無効にできるかどうかのポイントは、「法律行為の要素」に該当するかを見極める事と、重過失の有無です。
予見できない空洞ですから、重過失はありませんし、建築が出来ないのは「重要な要素」です。
課税されないと思って売却したのは、自分の責任です。
それに、課税されたとしても、それが取引の要素とまでは言えませんよね?
但し、AがBに対し、事前に「課税されない事が要素である」と表明していた場合には、無効が認められますので注意が必要です。
詐欺又は強迫
詐欺又は強迫に対してしてしまった意思表示は、取り消すことが出来ます。
但し、詐欺又は強迫を理由に意思表示が取り消された場合、善意の第三者には対抗できません。
錯誤の場合と、違いを意識して覚えて下さい。
条文では以下のような文言になっています。
詐欺又は強迫
第96条 詐欺又は強迫による意思表示は、取り消すことができる。
2 相手方に対する意思表示について第三者が詐欺を行った場合においては、相手方がその事実を知っていたときに限り、その意思表示を取り消すことができる。

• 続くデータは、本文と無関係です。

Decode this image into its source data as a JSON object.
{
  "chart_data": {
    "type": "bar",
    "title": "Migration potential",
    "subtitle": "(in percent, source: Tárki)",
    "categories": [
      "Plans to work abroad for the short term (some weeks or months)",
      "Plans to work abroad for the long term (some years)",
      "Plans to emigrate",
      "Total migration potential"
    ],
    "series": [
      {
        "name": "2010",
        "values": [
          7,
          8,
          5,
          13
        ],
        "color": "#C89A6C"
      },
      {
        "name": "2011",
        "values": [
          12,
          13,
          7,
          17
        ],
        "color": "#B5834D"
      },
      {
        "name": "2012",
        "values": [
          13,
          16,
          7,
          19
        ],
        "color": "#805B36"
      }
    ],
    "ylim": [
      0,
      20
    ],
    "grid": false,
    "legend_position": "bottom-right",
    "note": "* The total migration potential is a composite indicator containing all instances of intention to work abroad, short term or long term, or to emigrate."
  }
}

3 前二項の規定による詐欺による意思表示の取消しは、善意の第三者に対抗することができない。
詐欺又は強迫に気付いて意思表示を取り消した時に、既に善意の第三者に不動産等の所有権が移っていた場合を想像しましょう。
こんな場合、詐欺や強迫の事実を知らなかった第三者が守られる条文になっています。
錯誤の場合は、善意の第三者にも取り消しの効果が及びましたよね。
それは、本来なら無かったはずの行為だったからです。
詐欺又は強迫の場合、錯誤よりは「本人の注意で避けられた可能性がある」とも考えられます。

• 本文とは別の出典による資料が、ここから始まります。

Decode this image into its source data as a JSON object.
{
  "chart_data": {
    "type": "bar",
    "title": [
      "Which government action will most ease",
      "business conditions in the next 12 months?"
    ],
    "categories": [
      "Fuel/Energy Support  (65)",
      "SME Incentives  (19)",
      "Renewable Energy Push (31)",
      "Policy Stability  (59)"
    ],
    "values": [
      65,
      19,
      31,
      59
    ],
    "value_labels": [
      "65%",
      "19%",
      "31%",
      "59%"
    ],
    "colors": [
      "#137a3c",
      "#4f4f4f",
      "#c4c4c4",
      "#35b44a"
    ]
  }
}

そういう意味で、少し責任が重いと考えれば納得できるのではないでしょうか。
平成30年度
過去問(正解肢)
前提条件:AがBに甲土地を売却した場合に関する記述
- 甲土地につき売買代金の支払と登記の移転がなされた後、第三者の詐欺を理由に売買契約が取り消された場合、原状回復のため、BはAに登記を移転する義務を、AはBに代金を返還する義務を負い、各義務は同時履行の関係となる。
平成19年度 過去問の正解肢
前提条件:A所有の甲土地についてのAB間の売買契約に関する次の記述
- Aが第三者Cの強迫によりBとの間で売買契約を締結した場合、Bがその強迫の事実を知っていたか否かにかかわらず、AはAB間の売買契約に関する意思表示を取り消すことができる。
予備的な学習
ここからは、意思表示の中でも比較的出題の可能性が低い部分になります。
ですから、今後の出題に備えたプラスアルファの勉強という感覚で読んでください。
不動産取引では、境界の確定を書面で承諾してもらう際等、遠隔地に住む所有者と連絡をとることもあります。

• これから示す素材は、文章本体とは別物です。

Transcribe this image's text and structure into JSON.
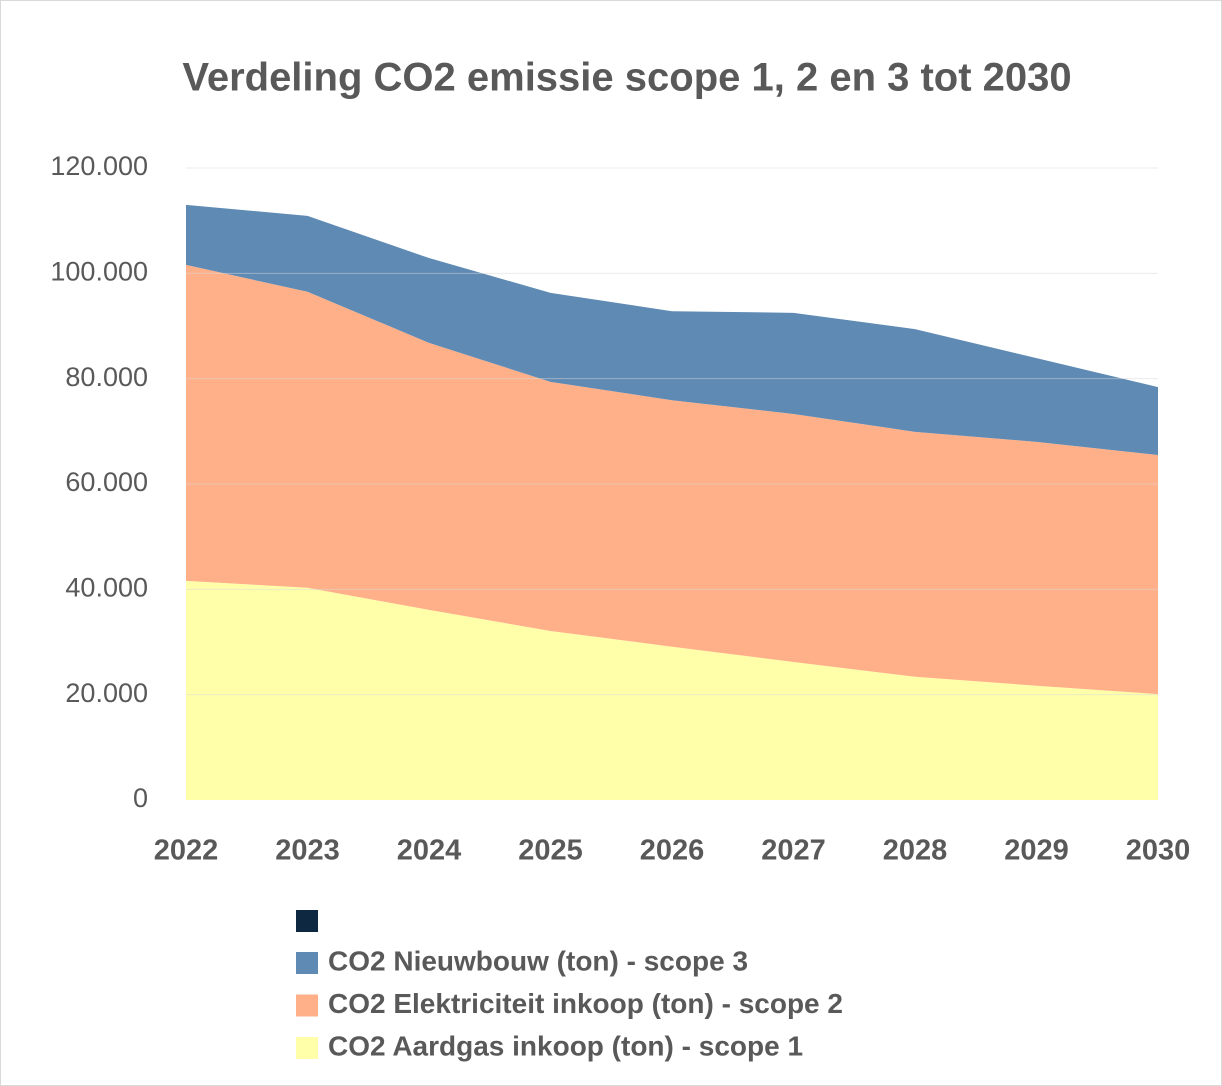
{
  "chart_data": {
    "type": "stacked_area",
    "title": "Verdeling CO2 emissie scope 1, 2 en 3 tot 2030",
    "categories": [
      "2022",
      "2023",
      "2024",
      "2025",
      "2026",
      "2027",
      "2028",
      "2029",
      "2030"
    ],
    "series": [
      {
        "name": "CO2 Nieuwbouw (ton) - scope 3",
        "color": "#5e8ab4",
        "values": [
          11400,
          14400,
          16100,
          16900,
          16900,
          19200,
          19500,
          15900,
          12900
        ]
      },
      {
        "name": "CO2 Elektriciteit inkoop (ton) - scope 2",
        "color": "#ffb088",
        "values": [
          60000,
          56200,
          50700,
          47300,
          46800,
          47100,
          46500,
          46300,
          45400
        ]
      },
      {
        "name": "CO2 Aardgas inkoop (ton) - scope 1",
        "color": "#ffffaa",
        "values": [
          41600,
          40300,
          36100,
          32100,
          29100,
          26200,
          23400,
          21700,
          20100
        ]
      }
    ],
    "ylim": [
      0,
      120000
    ],
    "yticks": [
      0,
      {
        "value": 20000,
        "label": "20.000"
      },
      {
        "value": 40000,
        "label": "40.000"
      },
      {
        "value": 60000,
        "label": "60.000"
      },
      {
        "value": 80000,
        "label": "80.000"
      },
      {
        "value": 100000,
        "label": "100.000"
      },
      {
        "value": 120000,
        "label": "120.000"
      }
    ],
    "grid": true
  }
}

そういった意味で、出題の可能性がゼロではない部分だと思いますので、重要度は低いものの、念のため掲載しておきます。
(隔地者に対する意思表示)
第97条 隔地者に対する意思表示は、その通知が相手方に到達した時からその効力を生ずる。
2 隔地者に対する意思表示は、表意者が通知を発した後に死亡し、又は行為能力を喪失したときであっても、そのためにその効力を妨げられない。
民法には、「発信主義」と「到達主義」という考え方があります。
遠隔地にいる人への意思表示については、到達主義を採用しており、手紙等でその通知が相手に伝わった時から効力を生じます。
到達さえしていれば、相手が死亡したとか、行為能力を喪失していても効力を生じます。
公示による意思表示
意思表示は、表意者が相手方を知ることができず、又はその所在を知ることができないときは、公示の方法によってすることができます。
公示による意思表示は、最後に官報に掲載した日又はその掲載に代わる掲示を始めた日から二週間を経過した時に、相手方に到達したものとみなします。
但し、表意者が相手方を知らないこと又はその所在を知らないことについて過失があったときは、到達の効力を生じません。
意思表示の受領能力
意思表示の相手方がその意思表示を受けた時に未成年者又は成年被後見人であったときは、その相手方に対抗することができません。
未成年や成年被後見人に対しては、「意思表示をしたぞ」とは言えないことにしてあります。
但し、その法定代理人がその意思表示を知った後は、意思表示の効力は有効となります。
まとめ|勉強のコツ
不動産取引における意思表示は、相手方の権利や資産への影響が大きいものです。
購入の申込みや、解約の申し出については、特に相手に大きな影響が出る行為です。
宅地建物取引士としてフェアな取引を行うためにも、細かく勉強させておきたい科目のはずですよね。
実際に過去問で頻出されている内容からも、そんな意図が窺えると思います。
勉強のコツとしては、このような不動産取引に関係が深い部分を優先して学び、それ以外を補助的に頭に入れておくことです。
丸暗記ではなく、論理的に内容を理解しておくことがコツだと思います。